Canadian singer and session musician

Michael Breen is the former stage name of Michel Pépin (born 1960 in Nicolet, Quebec), a Canadian pop and rock singer and session musician. Although he released only one album as a solo artist, he had a hit single with "Rain" in 1987, and received a Juno Award nomination for Most Promising Male Vocalist at the Juno Awards of 1989.

Pépin first moved to Montreal at age 17 to pursue work in the music industry. He released one album with the band Concert in 1982. Although a francophone, he was more interested in pursuing stardom in the much larger English-language market than in limiting himself to the French language music scene in Quebec, and worked with Bill Sweetman and Geoff Hughes to write and record English language songs.
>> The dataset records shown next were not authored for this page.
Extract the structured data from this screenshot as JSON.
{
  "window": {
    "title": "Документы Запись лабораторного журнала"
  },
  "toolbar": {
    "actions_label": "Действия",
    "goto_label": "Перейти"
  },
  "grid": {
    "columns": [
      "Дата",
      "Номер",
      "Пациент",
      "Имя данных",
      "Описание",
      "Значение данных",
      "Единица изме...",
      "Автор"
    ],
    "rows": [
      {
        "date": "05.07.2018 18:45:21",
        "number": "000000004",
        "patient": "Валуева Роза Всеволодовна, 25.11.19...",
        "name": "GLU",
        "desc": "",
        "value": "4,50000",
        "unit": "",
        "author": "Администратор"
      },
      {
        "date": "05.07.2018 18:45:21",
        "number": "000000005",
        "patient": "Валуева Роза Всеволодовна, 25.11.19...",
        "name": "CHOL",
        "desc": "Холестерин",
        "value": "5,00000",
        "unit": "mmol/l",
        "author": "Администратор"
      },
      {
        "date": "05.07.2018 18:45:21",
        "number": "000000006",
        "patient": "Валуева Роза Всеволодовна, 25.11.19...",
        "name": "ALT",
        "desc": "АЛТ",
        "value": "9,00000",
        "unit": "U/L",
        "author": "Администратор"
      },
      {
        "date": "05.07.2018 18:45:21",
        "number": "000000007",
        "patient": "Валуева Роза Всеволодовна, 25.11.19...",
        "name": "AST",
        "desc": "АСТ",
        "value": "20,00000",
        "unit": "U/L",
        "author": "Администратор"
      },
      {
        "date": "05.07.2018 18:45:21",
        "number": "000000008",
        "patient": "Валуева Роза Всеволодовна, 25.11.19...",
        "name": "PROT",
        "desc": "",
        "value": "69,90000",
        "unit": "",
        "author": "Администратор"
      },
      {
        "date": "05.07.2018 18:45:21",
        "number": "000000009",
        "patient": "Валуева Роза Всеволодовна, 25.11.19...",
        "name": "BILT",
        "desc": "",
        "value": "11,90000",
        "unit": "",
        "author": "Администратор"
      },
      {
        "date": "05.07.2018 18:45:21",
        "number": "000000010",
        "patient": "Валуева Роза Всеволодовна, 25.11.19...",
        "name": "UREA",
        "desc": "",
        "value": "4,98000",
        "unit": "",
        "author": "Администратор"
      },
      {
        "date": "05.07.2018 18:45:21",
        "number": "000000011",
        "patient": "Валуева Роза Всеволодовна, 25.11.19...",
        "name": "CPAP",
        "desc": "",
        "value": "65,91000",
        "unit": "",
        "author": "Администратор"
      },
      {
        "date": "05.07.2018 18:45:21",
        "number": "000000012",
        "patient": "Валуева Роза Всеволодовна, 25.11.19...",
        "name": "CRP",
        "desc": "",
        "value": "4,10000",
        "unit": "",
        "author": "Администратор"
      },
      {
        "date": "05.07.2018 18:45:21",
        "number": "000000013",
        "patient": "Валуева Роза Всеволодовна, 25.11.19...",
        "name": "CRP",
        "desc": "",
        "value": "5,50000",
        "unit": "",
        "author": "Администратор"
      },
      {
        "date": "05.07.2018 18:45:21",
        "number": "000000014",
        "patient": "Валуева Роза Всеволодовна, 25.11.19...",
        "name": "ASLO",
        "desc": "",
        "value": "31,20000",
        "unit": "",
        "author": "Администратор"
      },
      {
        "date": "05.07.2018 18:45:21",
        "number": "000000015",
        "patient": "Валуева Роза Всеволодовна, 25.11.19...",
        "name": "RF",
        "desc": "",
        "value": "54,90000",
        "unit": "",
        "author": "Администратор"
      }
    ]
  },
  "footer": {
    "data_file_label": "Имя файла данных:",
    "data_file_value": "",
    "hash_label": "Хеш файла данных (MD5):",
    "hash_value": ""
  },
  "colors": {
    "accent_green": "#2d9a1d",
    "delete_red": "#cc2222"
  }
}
Their first collaboration, "Face to Face", was a finalist in the 1985 National Talent Search sponsored by Music Express and MuchMusic.

He signed to Alert Records, and under the stage name Michael Breen he released a self-titled album on the label in 1987. Two singles, "Rain" and "How Will I Know", were released from the album. "Rain", which was written by Sass Jordan, was a Top 40 hit in RPM, peaking at No. 33 the week of November 21, 1987, but the album was only a modest seller, peaking at No. 91 in the week of November 7.

His video for "Rain" garnered a Prix Félix nomination for Best Video in 1988, and he was nominated for Most Promising Male Vocalist at the Juno Awards in 1989.

Pépin never released another album as a solo artist, although he continued in the music business as a session guitarist for artists such as Luba, Kate and Anna McGarrigle, Sarah McLachlan, Martha Wainwright, Emmylou Harris and Jean Leloup.